The reflex, when an agent's context gets long, is to shrink it. Summarize the history. Compress the scratchpad. Keep the prompt tight. Almost every production playbook treats accumulated context as a liability to be managed down. A paper out of Stanford, SambaNova, and UC Berkeley argues the reflex is backwards — and has the benchmark numbers to make the case awkward to ignore.
The method is Agentic Context Engineering, or ACE. Its claim is narrow and concrete: you can make an agent meaningfully better at a task by editing the text it reads rather than the weights it runs on — and the editing strategy that wins is to let the context grow, as a structured, versioned playbook, instead of repeatedly rewriting it into something shorter.
The bug that masquerades as good hygiene
Start with the failure mode ACE is named after.
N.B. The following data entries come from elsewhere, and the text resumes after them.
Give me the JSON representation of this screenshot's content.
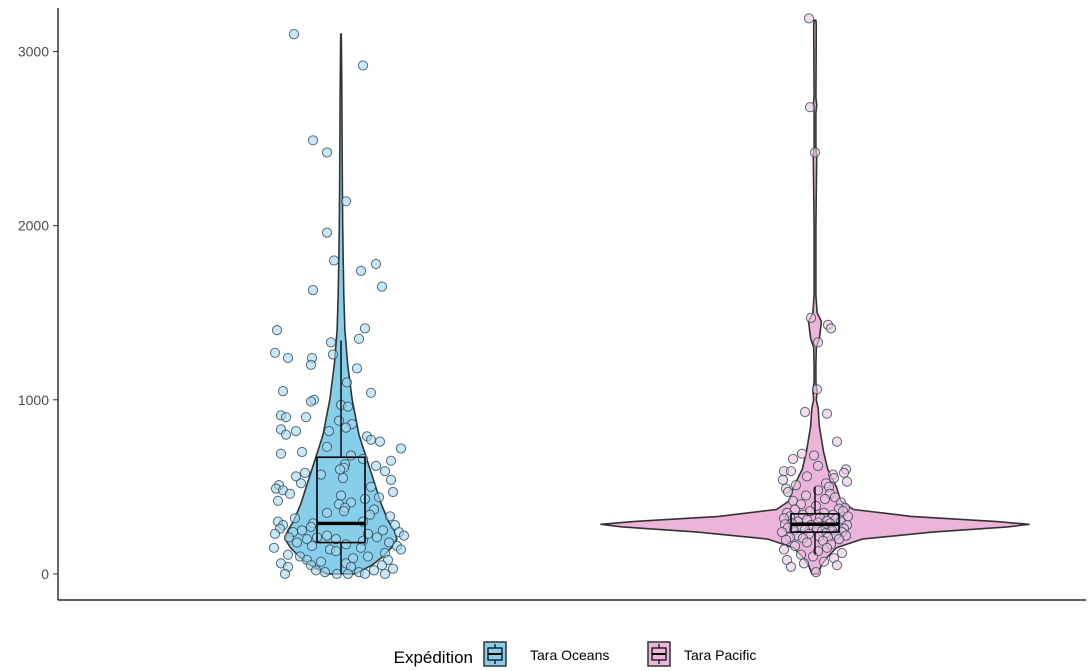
{
  "chart_data": {
    "type": "violin",
    "title": "",
    "xlabel": "",
    "ylabel": "",
    "ylim": [
      -150,
      3250
    ],
    "yticks": [
      0,
      1000,
      2000,
      3000
    ],
    "ytick_labels": [
      "0",
      "1000",
      "2000",
      "3000"
    ],
    "grid": false,
    "legend": {
      "title": "Expédition",
      "position": "bottom"
    },
    "series": [
      {
        "name": "Tara Oceans",
        "color": "#87CEEB",
        "point_color": "#A6D7EE",
        "box": {
          "q1": 180,
          "median": 290,
          "q3": 670,
          "whisker_low": 0,
          "whisker_high": 1340
        },
        "max": 3100,
        "violin_profile": [
          [
            0,
            0.25
          ],
          [
            50,
            0.55
          ],
          [
            100,
            0.75
          ],
          [
            150,
            0.9
          ],
          [
            200,
            1.0
          ],
          [
            250,
            0.95
          ],
          [
            300,
            0.85
          ],
          [
            400,
            0.72
          ],
          [
            500,
            0.62
          ],
          [
            600,
            0.52
          ],
          [
            700,
            0.42
          ],
          [
            800,
            0.32
          ],
          [
            900,
            0.26
          ],
          [
            1000,
            0.2
          ],
          [
            1200,
            0.12
          ],
          [
            1400,
            0.07
          ],
          [
            1600,
            0.05
          ],
          [
            1800,
            0.04
          ],
          [
            2000,
            0.03
          ],
          [
            2200,
            0.025
          ],
          [
            2500,
            0.02
          ],
          [
            2800,
            0.015
          ],
          [
            3100,
            0.006
          ]
        ],
        "points": [
          [
            3100,
            -0.47
          ],
          [
            2920,
            0.22
          ],
          [
            2490,
            -0.28
          ],
          [
            2420,
            -0.14
          ],
          [
            2140,
            0.05
          ],
          [
            1960,
            -0.14
          ],
          [
            1800,
            -0.07
          ],
          [
            1780,
            0.35
          ],
          [
            1740,
            0.2
          ],
          [
            1650,
            0.41
          ],
          [
            1630,
            -0.28
          ],
          [
            1410,
            0.24
          ],
          [
            1400,
            -0.64
          ],
          [
            1350,
            0.18
          ],
          [
            1330,
            -0.1
          ],
          [
            1270,
            -0.66
          ],
          [
            1260,
            -0.08
          ],
          [
            1240,
            -0.29
          ],
          [
            1240,
            -0.53
          ],
          [
            1200,
            -0.3
          ],
          [
            1180,
            0.16
          ],
          [
            1100,
            0.06
          ],
          [
            1050,
            -0.58
          ],
          [
            1040,
            0.3
          ],
          [
            1000,
            -0.27
          ],
          [
            990,
            -0.3
          ],
          [
            970,
            0.0
          ],
          [
            960,
            0.07
          ],
          [
            910,
            -0.6
          ],
          [
            900,
            -0.35
          ],
          [
            900,
            -0.55
          ],
          [
            880,
            -0.02
          ],
          [
            860,
            0.11
          ],
          [
            840,
            0.05
          ],
          [
            820,
            -0.12
          ],
          [
            830,
            -0.6
          ],
          [
            820,
            -0.45
          ],
          [
            800,
            -0.55
          ],
          [
            790,
            0.26
          ],
          [
            770,
            0.3
          ],
          [
            760,
            0.39
          ],
          [
            730,
            -0.14
          ],
          [
            720,
            0.6
          ],
          [
            700,
            -0.39
          ],
          [
            690,
            -0.6
          ],
          [
            680,
            0.1
          ],
          [
            660,
            0.22
          ],
          [
            650,
            0.5
          ],
          [
            630,
            0.04
          ],
          [
            620,
            0.35
          ],
          [
            610,
            0.03
          ],
          [
            600,
            -0.01
          ],
          [
            590,
            0.44
          ],
          [
            580,
            -0.36
          ],
          [
            570,
            -0.2
          ],
          [
            560,
            -0.45
          ],
          [
            550,
            0.02
          ],
          [
            540,
            0.5
          ],
          [
            520,
            -0.4
          ],
          [
            510,
            -0.62
          ],
          [
            500,
            0.3
          ],
          [
            490,
            -0.65
          ],
          [
            480,
            -0.58
          ],
          [
            470,
            0.52
          ],
          [
            460,
            -0.51
          ],
          [
            450,
            0.0
          ],
          [
            440,
            0.38
          ],
          [
            430,
            0.24
          ],
          [
            420,
            -0.63
          ],
          [
            410,
            0.1
          ],
          [
            400,
            -0.02
          ],
          [
            380,
            0.04
          ],
          [
            370,
            0.33
          ],
          [
            360,
            0.03
          ],
          [
            350,
            -0.14
          ],
          [
            340,
            0.29
          ],
          [
            330,
            0.49
          ],
          [
            320,
            -0.46
          ],
          [
            300,
            0.22
          ],
          [
            300,
            -0.63
          ],
          [
            290,
            -0.28
          ],
          [
            280,
            -0.58
          ],
          [
            280,
            0.54
          ],
          [
            270,
            -0.3
          ],
          [
            260,
            -0.61
          ],
          [
            250,
            -0.39
          ],
          [
            250,
            0.42
          ],
          [
            240,
            -0.48
          ],
          [
            240,
            0.58
          ],
          [
            230,
            -0.66
          ],
          [
            230,
            0.27
          ],
          [
            220,
            -0.14
          ],
          [
            220,
            0.63
          ],
          [
            210,
            -0.52
          ],
          [
            210,
            -0.24
          ],
          [
            210,
            0.36
          ],
          [
            200,
            -0.05
          ],
          [
            200,
            -0.34
          ],
          [
            190,
            0.22
          ],
          [
            180,
            -0.44
          ],
          [
            180,
            0.48
          ],
          [
            170,
            0.05
          ],
          [
            160,
            -0.29
          ],
          [
            160,
            0.56
          ],
          [
            150,
            -0.67
          ],
          [
            150,
            0.2
          ],
          [
            140,
            0.6
          ],
          [
            140,
            -0.11
          ],
          [
            130,
            -0.05
          ],
          [
            120,
            0.44
          ],
          [
            110,
            -0.53
          ],
          [
            100,
            0.27
          ],
          [
            100,
            -0.41
          ],
          [
            90,
            0.12
          ],
          [
            80,
            -0.34
          ],
          [
            80,
            0.47
          ],
          [
            70,
            -0.2
          ],
          [
            60,
            -0.6
          ],
          [
            60,
            0.05
          ],
          [
            50,
            -0.3
          ],
          [
            50,
            0.41
          ],
          [
            40,
            0.1
          ],
          [
            40,
            -0.53
          ],
          [
            30,
            0.52
          ],
          [
            20,
            -0.25
          ],
          [
            20,
            0.33
          ],
          [
            10,
            -0.16
          ],
          [
            10,
            0.18
          ],
          [
            0,
            -0.56
          ],
          [
            0,
            -0.04
          ],
          [
            0,
            0.07
          ],
          [
            0,
            0.24
          ],
          [
            0,
            0.44
          ]
        ]
      },
      {
        "name": "Tara Pacific",
        "color": "#EDB4D9",
        "point_color": "#F0C5DE",
        "box": {
          "q1": 240,
          "median": 285,
          "q3": 345,
          "whisker_low": 110,
          "whisker_high": 500
        },
        "max": 3180,
        "violin_profile": [
          [
            0,
            0.015
          ],
          [
            50,
            0.03
          ],
          [
            100,
            0.06
          ],
          [
            150,
            0.1
          ],
          [
            200,
            0.22
          ],
          [
            240,
            0.55
          ],
          [
            270,
            0.9
          ],
          [
            285,
            1.0
          ],
          [
            300,
            0.85
          ],
          [
            330,
            0.45
          ],
          [
            370,
            0.18
          ],
          [
            420,
            0.12
          ],
          [
            500,
            0.1
          ],
          [
            600,
            0.06
          ],
          [
            700,
            0.04
          ],
          [
            850,
            0.02
          ],
          [
            950,
            0.015
          ],
          [
            1000,
            0.006
          ],
          [
            1050,
            0.01
          ],
          [
            1100,
            0.004
          ],
          [
            1200,
            0.004
          ],
          [
            1300,
            0.006
          ],
          [
            1350,
            0.02
          ],
          [
            1400,
            0.025
          ],
          [
            1450,
            0.03
          ],
          [
            1500,
            0.01
          ],
          [
            1600,
            0.004
          ],
          [
            2000,
            0.004
          ],
          [
            2400,
            0.008
          ],
          [
            2450,
            0.004
          ],
          [
            2650,
            0.004
          ],
          [
            2690,
            0.008
          ],
          [
            2740,
            0.004
          ],
          [
            3150,
            0.006
          ],
          [
            3180,
            0.004
          ]
        ],
        "points": [
          [
            3190,
            -0.06
          ],
          [
            2680,
            -0.05
          ],
          [
            2420,
            0.0
          ],
          [
            1470,
            -0.04
          ],
          [
            1430,
            0.13
          ],
          [
            1410,
            0.16
          ],
          [
            1330,
            0.03
          ],
          [
            1060,
            0.02
          ],
          [
            920,
            0.12
          ],
          [
            930,
            -0.1
          ],
          [
            760,
            0.22
          ],
          [
            690,
            -0.13
          ],
          [
            680,
            -0.01
          ],
          [
            660,
            -0.22
          ],
          [
            620,
            0.03
          ],
          [
            600,
            0.31
          ],
          [
            590,
            -0.31
          ],
          [
            590,
            -0.24
          ],
          [
            580,
            0.29
          ],
          [
            570,
            0.18
          ],
          [
            560,
            -0.08
          ],
          [
            550,
            0.19
          ],
          [
            540,
            -0.32
          ],
          [
            530,
            0.32
          ],
          [
            520,
            0.11
          ],
          [
            510,
            -0.19
          ],
          [
            500,
            0.14
          ],
          [
            490,
            -0.29
          ],
          [
            480,
            0.03
          ],
          [
            470,
            -0.27
          ],
          [
            460,
            0.15
          ],
          [
            450,
            -0.09
          ],
          [
            440,
            0.2
          ],
          [
            430,
            0.1
          ],
          [
            420,
            -0.22
          ],
          [
            410,
            0.26
          ],
          [
            400,
            -0.14
          ],
          [
            390,
            0.01
          ],
          [
            380,
            0.3
          ],
          [
            375,
            0.24
          ],
          [
            370,
            -0.2
          ],
          [
            360,
            0.28
          ],
          [
            360,
            -0.05
          ],
          [
            350,
            0.09
          ],
          [
            350,
            -0.28
          ],
          [
            340,
            0.18
          ],
          [
            340,
            -0.12
          ],
          [
            330,
            0.33
          ],
          [
            330,
            -0.25
          ],
          [
            325,
            0.05
          ],
          [
            320,
            -0.31
          ],
          [
            315,
            0.21
          ],
          [
            310,
            -0.08
          ],
          [
            305,
            0.12
          ],
          [
            300,
            -0.17
          ],
          [
            300,
            0.26
          ],
          [
            295,
            0.03
          ],
          [
            290,
            -0.23
          ],
          [
            290,
            0.15
          ],
          [
            285,
            -0.3
          ],
          [
            280,
            0.32
          ],
          [
            280,
            -0.04
          ],
          [
            275,
            0.09
          ],
          [
            270,
            -0.14
          ],
          [
            270,
            0.23
          ],
          [
            265,
            -0.27
          ],
          [
            260,
            0.02
          ],
          [
            260,
            0.29
          ],
          [
            255,
            -0.1
          ],
          [
            250,
            0.17
          ],
          [
            250,
            -0.21
          ],
          [
            245,
            0.07
          ],
          [
            240,
            -0.33
          ],
          [
            240,
            0.27
          ],
          [
            235,
            0.11
          ],
          [
            230,
            -0.06
          ],
          [
            225,
            0.21
          ],
          [
            220,
            -0.18
          ],
          [
            220,
            0.31
          ],
          [
            215,
            0.04
          ],
          [
            210,
            -0.25
          ],
          [
            210,
            0.13
          ],
          [
            205,
            -0.12
          ],
          [
            200,
            0.24
          ],
          [
            195,
            -0.29
          ],
          [
            190,
            0.08
          ],
          [
            180,
            -0.08
          ],
          [
            170,
            0.16
          ],
          [
            160,
            -0.2
          ],
          [
            150,
            0.12
          ],
          [
            140,
            -0.31
          ],
          [
            130,
            0.03
          ],
          [
            120,
            0.27
          ],
          [
            110,
            -0.14
          ],
          [
            100,
            -0.02
          ],
          [
            90,
            0.19
          ],
          [
            80,
            -0.28
          ],
          [
            70,
            0.09
          ],
          [
            60,
            -0.11
          ],
          [
            50,
            0.22
          ],
          [
            40,
            -0.24
          ],
          [
            10,
            0.01
          ]
        ]
      }
    ]
  }
}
When an agent maintains a running memory by re-summarizing it each step — the standard "keep a cheatsheet" pattern — every rewrite is a lossy paraphrase of the last. Detail leaks out a little at a time, then all at once. The paper documents a single update step where a context of roughly 18,000 tokens collapsed to 122, and task accuracy fell from 66.7% to 57.1% in that one move. The model didn't get dumber. Its notes got amnesia.
This is the part worth internalizing, because it inverts a habit. The thing we call "summarization" — the tidy, responsible-sounding step we add to keep token costs down — is also the thing quietly deleting the agent's hard-won specifics. ACE's authors call the underlying tendency brevity bias: optimization pressure toward shorter context strips the domain insight that made the context useful in the first place. The cure isn't a better summarizer. It's to stop summarizing as the default.
Generator, Reflector, Curator
ACE structures adaptation as a loop of three roles, building on the earlier "Dynamic Cheatsheet" line of work:
- Generator runs the task and emits the reasoning trace — what it tried,
in what order, where it stalled.
- Reflector reads that trace against the outcome and extracts the lesson:
this tactic worked, that assumption was wrong, this edge case bit us.
- Curator folds the lesson into a persistent playbook as a small
delta — a discrete, itemized entry — rather than rewriting the whole document.
The separation matters. By splitting judging what happened (Reflector) from deciding what to keep (Curator), ACE avoids the single-pass "rewrite my notes" step where collapse happens. New items are merged and de-duplicated deterministically — no LLM re-paraphrasing the entire context — so the playbook accretes knowledge the way a codebase accretes commits. The authors call this grow-and-refine: append mostly, prune occasionally, never blanket-rewrite.
Treat the agent's context like a version-controlled codebase, not a summary you keep re-paraphrasing.
The numbers that make it more than a blog post
On the AppWorld agent benchmark, ACE improved task performance by +10.6%, and on finance reasoning (FINER) by +8.6%, over strong context-adaptation baselines. The headline result is the one VentureBeat led with: an open model, DeepSeek-V3.1, equipped with an ACE-evolved playbook matched the top-ranked production agent on the AppWorld leaderboard — IBM's CUGA, powered by GPT-4.1 — and on the harder "challenge" split, edged ahead.
The efficiency story is the quieter, more practical one. Because updates are small deltas merged without a model in the loop, ACE cut adaptation latency by ~86.9% on average and needed fewer rollouts and lower token-dollar cost than methods that regenerate context wholesale. Adapting an agent stopped being an expensive batch job and became something closer to an incremental write.
Where it fits — and where it doesn't
ACE is not a fine-tuning killer, and pretending otherwise is the kind of hype this desk avoids. Fine-tuning still wins when you need a skill baked durably into weights, or when there's no clean feedback signal at inference time. ACE's whole engine runs on feedback: the Reflector needs to know whether the last attempt actually worked. Point it at a task with no execution result, no unit test, no ground truth, and it will faithfully reinforce whatever it guessed — garbage in, playbook out. It shines precisely where outcomes are checkable: coding agents, tool-use trajectories, anything with a pass/fail oracle.
But as a default stance for long-running agents, the lesson lands. We have spent two years building elaborate machinery to compress context and fight context rot. ACE suggests a chunk of that effort optimizes the wrong variable. The question for your agent isn't "how do I keep the context small?" It's "how do I keep the context correct as it grows?" — which is a problem software already solved with diffs, dedup, and version history.
If you're choosing between adaptation strategies — fine-tuning, prompt optimization, or agent memory — ACE is the argument for a fourth option you may have been compressing out of existence. The model was never the bottleneck. Its notes were.